O presidente dos Estados Unidos, Donald Trump, afirmou nesta quinta-feira (18), em retorno de viagem ao Reino Unido, que emissoras de rádio e televisão que criticam seu governo podem ter suas licenças de funcionamento revistas. Segundo ele, a decisão caberia ao chefe da Comissão Federal de Comunicações (FCC), Brendan Carr.

“Quando se tem uma rede e se tem programas noturnos e tudo o que fazem é criticar o Trump. É só o que fazem. Eles me dão apenas publicidade ruim. Eles estão recebendo uma licença. Eu acho que talvez a licença deles devesse ser retirada”, disse Trump a jornalistas.

O comentário ocorre em meio à repercussão do assassinato de Charlie Kirk, militante de extrema-direita aliado de Trump, morto a tiros durante uma palestra em uma universidade de Utah.

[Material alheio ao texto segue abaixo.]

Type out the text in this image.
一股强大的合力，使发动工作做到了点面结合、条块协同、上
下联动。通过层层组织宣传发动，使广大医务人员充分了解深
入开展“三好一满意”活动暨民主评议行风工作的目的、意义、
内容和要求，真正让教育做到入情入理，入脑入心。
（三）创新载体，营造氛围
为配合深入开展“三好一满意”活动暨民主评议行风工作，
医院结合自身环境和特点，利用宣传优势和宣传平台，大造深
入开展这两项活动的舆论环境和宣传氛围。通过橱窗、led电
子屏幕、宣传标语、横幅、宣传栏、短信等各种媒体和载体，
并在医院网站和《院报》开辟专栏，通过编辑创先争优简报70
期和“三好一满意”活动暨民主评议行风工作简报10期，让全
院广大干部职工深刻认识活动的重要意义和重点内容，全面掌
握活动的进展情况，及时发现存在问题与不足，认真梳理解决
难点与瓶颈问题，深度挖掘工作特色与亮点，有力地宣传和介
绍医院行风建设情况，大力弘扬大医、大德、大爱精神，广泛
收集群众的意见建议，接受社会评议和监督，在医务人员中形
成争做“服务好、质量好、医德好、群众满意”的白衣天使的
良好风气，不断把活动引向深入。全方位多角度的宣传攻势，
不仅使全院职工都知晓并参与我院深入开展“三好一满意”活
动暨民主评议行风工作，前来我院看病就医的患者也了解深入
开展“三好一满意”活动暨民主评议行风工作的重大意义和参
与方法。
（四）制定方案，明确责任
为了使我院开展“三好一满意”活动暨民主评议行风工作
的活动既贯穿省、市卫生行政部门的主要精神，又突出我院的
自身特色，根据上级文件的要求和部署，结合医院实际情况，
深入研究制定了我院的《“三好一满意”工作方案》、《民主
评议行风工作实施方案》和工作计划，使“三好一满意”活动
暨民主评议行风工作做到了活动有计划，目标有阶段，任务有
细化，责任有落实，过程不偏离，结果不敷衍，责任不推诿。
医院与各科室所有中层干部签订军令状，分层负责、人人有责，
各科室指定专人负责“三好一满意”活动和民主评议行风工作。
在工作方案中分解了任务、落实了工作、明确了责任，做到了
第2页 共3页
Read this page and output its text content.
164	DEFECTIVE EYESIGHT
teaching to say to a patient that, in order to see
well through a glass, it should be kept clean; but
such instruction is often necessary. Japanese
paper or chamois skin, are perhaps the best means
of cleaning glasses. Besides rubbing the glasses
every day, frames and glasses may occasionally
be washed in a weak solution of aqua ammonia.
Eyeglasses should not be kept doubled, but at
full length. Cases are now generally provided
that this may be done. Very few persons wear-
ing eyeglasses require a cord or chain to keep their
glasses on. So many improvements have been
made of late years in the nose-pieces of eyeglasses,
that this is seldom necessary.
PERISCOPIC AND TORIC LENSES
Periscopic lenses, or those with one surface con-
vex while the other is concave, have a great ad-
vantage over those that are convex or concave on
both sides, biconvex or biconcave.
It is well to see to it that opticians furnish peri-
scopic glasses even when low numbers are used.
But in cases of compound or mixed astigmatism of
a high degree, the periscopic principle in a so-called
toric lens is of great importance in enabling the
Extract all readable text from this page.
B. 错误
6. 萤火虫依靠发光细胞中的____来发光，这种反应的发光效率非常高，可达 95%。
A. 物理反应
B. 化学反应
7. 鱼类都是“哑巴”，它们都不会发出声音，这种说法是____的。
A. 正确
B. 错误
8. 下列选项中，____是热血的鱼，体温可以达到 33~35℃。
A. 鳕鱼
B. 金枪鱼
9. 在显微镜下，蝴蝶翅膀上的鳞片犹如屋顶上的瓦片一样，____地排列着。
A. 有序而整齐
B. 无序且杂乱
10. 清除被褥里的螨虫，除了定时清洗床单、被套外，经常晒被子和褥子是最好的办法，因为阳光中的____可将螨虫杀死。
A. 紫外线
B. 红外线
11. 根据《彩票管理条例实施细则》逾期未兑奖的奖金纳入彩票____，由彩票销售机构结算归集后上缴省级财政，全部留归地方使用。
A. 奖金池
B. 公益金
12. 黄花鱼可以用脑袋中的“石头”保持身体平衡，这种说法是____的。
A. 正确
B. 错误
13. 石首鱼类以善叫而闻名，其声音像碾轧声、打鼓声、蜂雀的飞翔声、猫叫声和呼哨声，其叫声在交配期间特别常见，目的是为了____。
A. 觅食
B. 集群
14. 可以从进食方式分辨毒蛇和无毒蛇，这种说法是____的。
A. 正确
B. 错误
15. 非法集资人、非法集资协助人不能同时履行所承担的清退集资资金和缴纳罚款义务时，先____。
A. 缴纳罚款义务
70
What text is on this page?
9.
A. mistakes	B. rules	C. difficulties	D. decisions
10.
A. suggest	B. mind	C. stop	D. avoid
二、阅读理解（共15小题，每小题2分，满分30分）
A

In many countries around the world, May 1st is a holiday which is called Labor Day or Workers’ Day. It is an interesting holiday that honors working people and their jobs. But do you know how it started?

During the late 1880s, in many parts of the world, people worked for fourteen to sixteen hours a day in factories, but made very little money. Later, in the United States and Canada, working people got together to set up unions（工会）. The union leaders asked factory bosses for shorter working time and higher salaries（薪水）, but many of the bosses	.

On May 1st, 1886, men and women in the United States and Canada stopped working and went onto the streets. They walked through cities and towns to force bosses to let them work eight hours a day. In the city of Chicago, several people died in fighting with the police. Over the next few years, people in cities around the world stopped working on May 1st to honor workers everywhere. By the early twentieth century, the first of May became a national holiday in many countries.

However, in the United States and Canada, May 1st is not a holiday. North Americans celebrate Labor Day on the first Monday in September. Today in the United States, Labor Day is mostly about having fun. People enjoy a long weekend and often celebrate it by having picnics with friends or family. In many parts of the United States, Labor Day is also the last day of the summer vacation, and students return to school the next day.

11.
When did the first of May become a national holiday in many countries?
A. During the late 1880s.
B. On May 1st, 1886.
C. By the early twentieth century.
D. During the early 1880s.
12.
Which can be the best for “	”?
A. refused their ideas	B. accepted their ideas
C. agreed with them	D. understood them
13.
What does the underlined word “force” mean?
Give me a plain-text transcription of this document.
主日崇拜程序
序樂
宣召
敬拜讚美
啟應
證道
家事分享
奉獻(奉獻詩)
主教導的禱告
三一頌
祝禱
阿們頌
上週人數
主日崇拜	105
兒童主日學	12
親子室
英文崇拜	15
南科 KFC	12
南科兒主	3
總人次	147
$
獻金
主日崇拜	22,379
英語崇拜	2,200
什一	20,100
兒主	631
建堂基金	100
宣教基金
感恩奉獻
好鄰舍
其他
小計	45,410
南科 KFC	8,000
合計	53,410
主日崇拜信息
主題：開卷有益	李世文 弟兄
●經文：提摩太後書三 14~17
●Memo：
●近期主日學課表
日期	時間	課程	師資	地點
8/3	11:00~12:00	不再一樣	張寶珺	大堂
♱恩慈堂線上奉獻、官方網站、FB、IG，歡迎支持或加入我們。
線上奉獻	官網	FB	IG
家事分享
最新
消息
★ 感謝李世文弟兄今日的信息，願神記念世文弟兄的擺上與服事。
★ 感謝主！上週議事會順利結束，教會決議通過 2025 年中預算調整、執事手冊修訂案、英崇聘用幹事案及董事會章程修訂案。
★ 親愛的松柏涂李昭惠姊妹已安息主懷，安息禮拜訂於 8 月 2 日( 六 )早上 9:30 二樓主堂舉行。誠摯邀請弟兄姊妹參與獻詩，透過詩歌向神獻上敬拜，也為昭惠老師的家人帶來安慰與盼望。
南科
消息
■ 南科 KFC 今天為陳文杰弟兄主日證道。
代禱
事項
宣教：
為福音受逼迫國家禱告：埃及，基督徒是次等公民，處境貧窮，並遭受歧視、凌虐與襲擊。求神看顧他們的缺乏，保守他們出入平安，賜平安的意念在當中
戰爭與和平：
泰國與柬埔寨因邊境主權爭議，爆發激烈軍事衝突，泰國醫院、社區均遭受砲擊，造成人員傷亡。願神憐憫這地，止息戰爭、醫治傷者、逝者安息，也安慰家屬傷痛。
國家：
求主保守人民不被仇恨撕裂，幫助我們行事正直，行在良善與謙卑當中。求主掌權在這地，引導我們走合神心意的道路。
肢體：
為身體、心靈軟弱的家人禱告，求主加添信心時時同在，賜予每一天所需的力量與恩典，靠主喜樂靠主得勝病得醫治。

O presidente vinculou o episódio à atuação de opositores e voltou a criticar a cobertura da imprensa sobre o caso.

Após pressão da Casa Branca, a ABC, emissora pertencente ao grupo Disney, suspendeu “indefinidamente” o programa do apresentador Jimmy Kimmel, crítico do governo. O chefe da FCC afirmou que esperava uma reação das afiliadas da rede e sugeriu que poderiam ocorrer consequências, declarando: “Podemos fazer isso da maneira fácil, ou da maneira difícil”.

Em seu último programa, Kimmel havia afirmado que os EUA alcançaram “novos níveis baixos” com a tentativa de apoiadores de Trump de afastar o assassino de Kirk, Tyler Robinson, de vínculos com o movimento MAGA (Make America Great Again).

Organizações civis reagiram à suspensão. A União Americana pelas Liberdades Civis (ACLU) declarou que a medida representa um ataque à liberdade de expressão. “As ações do governo Trump, somadas à capitulação da ABC, representam grave ameaça às nossas liberdades garantidas pela Primeira Emenda”, afirmou Christopher Anders, diretor da entidade.

Em entrevista coletiva, Trump comentou a saída de Kimmel afirmando que a demissão ocorreu por “falta de talento” do apresentador. “Ele disse uma coisa horrível sobre um grande cavalheiro conhecido como Charlie Kirk. Jimmy Kimmel não é uma pessoa talentosa e eles deveriam tê-lo demitido há muito tempo”, declarou.

Enquanto é acusado de restringir a liberdade de expressão em seu próprio país, o governo norte-americano anunciou novas sanções contra o Brasil. As medidas incluem taxação de 50% sobre exportações e restrições ao ministro do Supremo Tribunal Federal (STF), Alexandre de Moraes. Segundo a Casa Branca, a justificativa é a defesa da liberdade de expressão de opositores e de redes sociais dos EUA.

O governo dos EUA acusa o STF de perseguir o ex-presidente Jair Bolsonaro, condenado a 27 anos de prisão por tentativa de golpe de Estado, associação criminosa e pressão sobre chefes militares para anular as eleições presidenciais de 2022. As investigações apontaram ainda planos de assassinato do presidente Luiz Inácio Lula da Silva, do vice-presidente Geraldo Alckmin e do ministro Alexandre de Moraes.